What do $p(prize|ham)$ and $p(prize|spam)$ mean respectively?

Apparently, it is much more likely to see prize in a spam than in a ham, i.e. $p(prize|ham) \gg p(prize|spam)$.

Take a look at a few other terms (words) in spam vs. ham to see if their conditional probabilities make sense.

t1 = terms.index("prize")
t2 = terms.index("meeting")
t1, t2

(5427, 4429)

# Example to plot two term (column vectors) on x and y
plt.plot(X_hams.toarray()[:,t1], X_hams.toarray()[:,t2], '+', color="blue", label="Hams")
plt.plot(X_spams.toarray()[:,t1], X_spams.toarray()[:,t2], 'o', color="red", label="Spams")
plt.xlabel("prize")
plt.ylabel("meeting")
plt.legend()

<matplotlib.legend.Legend at 0x1a1b1e2e50>

A.4. Probabilistic Binary Model (Bernoulli Naive Bayes)

The above probabilities form the basis of the Naive Bayes model (probabilistic classification).

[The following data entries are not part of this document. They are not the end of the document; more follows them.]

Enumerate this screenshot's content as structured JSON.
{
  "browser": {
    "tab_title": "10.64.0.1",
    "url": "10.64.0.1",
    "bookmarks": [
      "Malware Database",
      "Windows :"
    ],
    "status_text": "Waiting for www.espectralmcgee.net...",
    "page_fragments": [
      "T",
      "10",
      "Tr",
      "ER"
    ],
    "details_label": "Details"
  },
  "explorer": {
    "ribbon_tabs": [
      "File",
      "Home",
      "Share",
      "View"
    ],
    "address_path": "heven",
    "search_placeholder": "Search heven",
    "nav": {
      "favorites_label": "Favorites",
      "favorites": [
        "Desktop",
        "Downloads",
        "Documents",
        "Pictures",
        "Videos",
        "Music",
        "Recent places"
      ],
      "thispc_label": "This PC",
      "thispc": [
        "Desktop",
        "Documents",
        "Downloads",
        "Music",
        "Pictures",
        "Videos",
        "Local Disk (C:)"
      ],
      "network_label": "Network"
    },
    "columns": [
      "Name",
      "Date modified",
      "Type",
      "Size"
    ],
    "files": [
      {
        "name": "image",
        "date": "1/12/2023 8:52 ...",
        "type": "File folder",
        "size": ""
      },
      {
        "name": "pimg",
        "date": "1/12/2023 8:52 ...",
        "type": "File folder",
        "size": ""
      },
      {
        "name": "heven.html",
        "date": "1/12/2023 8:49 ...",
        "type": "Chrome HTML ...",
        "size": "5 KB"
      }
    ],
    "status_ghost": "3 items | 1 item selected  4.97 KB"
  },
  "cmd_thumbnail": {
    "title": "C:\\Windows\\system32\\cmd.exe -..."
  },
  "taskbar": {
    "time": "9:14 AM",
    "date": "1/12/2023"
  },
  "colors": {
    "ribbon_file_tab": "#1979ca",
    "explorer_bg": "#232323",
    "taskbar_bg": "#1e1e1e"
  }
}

Now let's train a Bernoulli Naive Bayes classifier, with binary term occurrences:

from sklearn.naive_bayes import BernoulliNB

# build the Bernoulli Naive Bayes classifiers
# with parameters, such as: 
# 1. alpha value for the Laplace estimator (smoothing)
# 2. binarize, the threshold/cutoff for 0 or 1 values
bNB = BernoulliNB(alpha=.01, binarize=0.0)
bNB.fit(X_train, train.v1)
v1p = bNB.predict(X_test)

print(v1p)

['spam' 'ham' 'ham' ... 'ham' 'ham' 'spam']

Now let's compare and compute predicted values $v1p$ and actual class labels $v1$ in the testing data. We first look at the confusion matrix:

from sklearn.metrics import confusion_matrix, plot_confusion_matrix
confusion_matrix(v1p, test.v1)
display(plot_confusion_matrix(bNB, X_test, test.v1, values_format='d'))

<sklearn.metrics._plot.confusion_matrix.ConfusionMatrixDisplay at 0x1a1b082550>

Look at the confusion matrix here and think about these questions:

Among the four values, which one would you like to maximize for spam filtering?
Which ones would you minimize?

from sklearn.metrics import accuracy_score, cohen_kappa_score 
acc = accuracy_score(v1p, test.v1)
kappa = cohen_kappa_score(v1p, test.v1)

print("Accuracy: {:.4f}".format(acc))
print("Kappa   : {:.4f}".format(kappa))

Accuracy: 0.9911
Kappa   : 0.9620

Adjust the parameters, train and test the data again. Does it make any difference?

A.5. Probablistic Term Frequency Model (Multinomial Naive Bayes)

Likewise, we can train and test the Naive Bayes model with the Multinomial distribution (term frequencies).

from sklearn.naive_bayes import MultinomialNB

# build the Bernoulli Naive Bayes classifiers
# with parameters, such as: 
# 1. alpha value for the Laplace estimator (smoothing)
mNB = MultinomialNB(alpha=1)
mNB.fit(X_train, train.v1)

MultinomialNB(alpha=1, class_prior=None, fit_prior=True)

Take a look at some of the probabilities:

import math

pt_ham = mNB.feature_log_prob_[0][i]
pt_spam = mNB.feature_log_prob_[1][i]
print('p({:s}|ham) = {:.7f}'.format(t, math.exp(pt_ham)))
print('p({:s}|spam) = {:.7f}'.format(t, math.exp(pt_spam)))

p(prize|ham) = 0.0000173
p(prize|spam) = 0.0032477

Compare the estimated values to the same conditional probabilities we obtained earlier. Are they similar, relatively?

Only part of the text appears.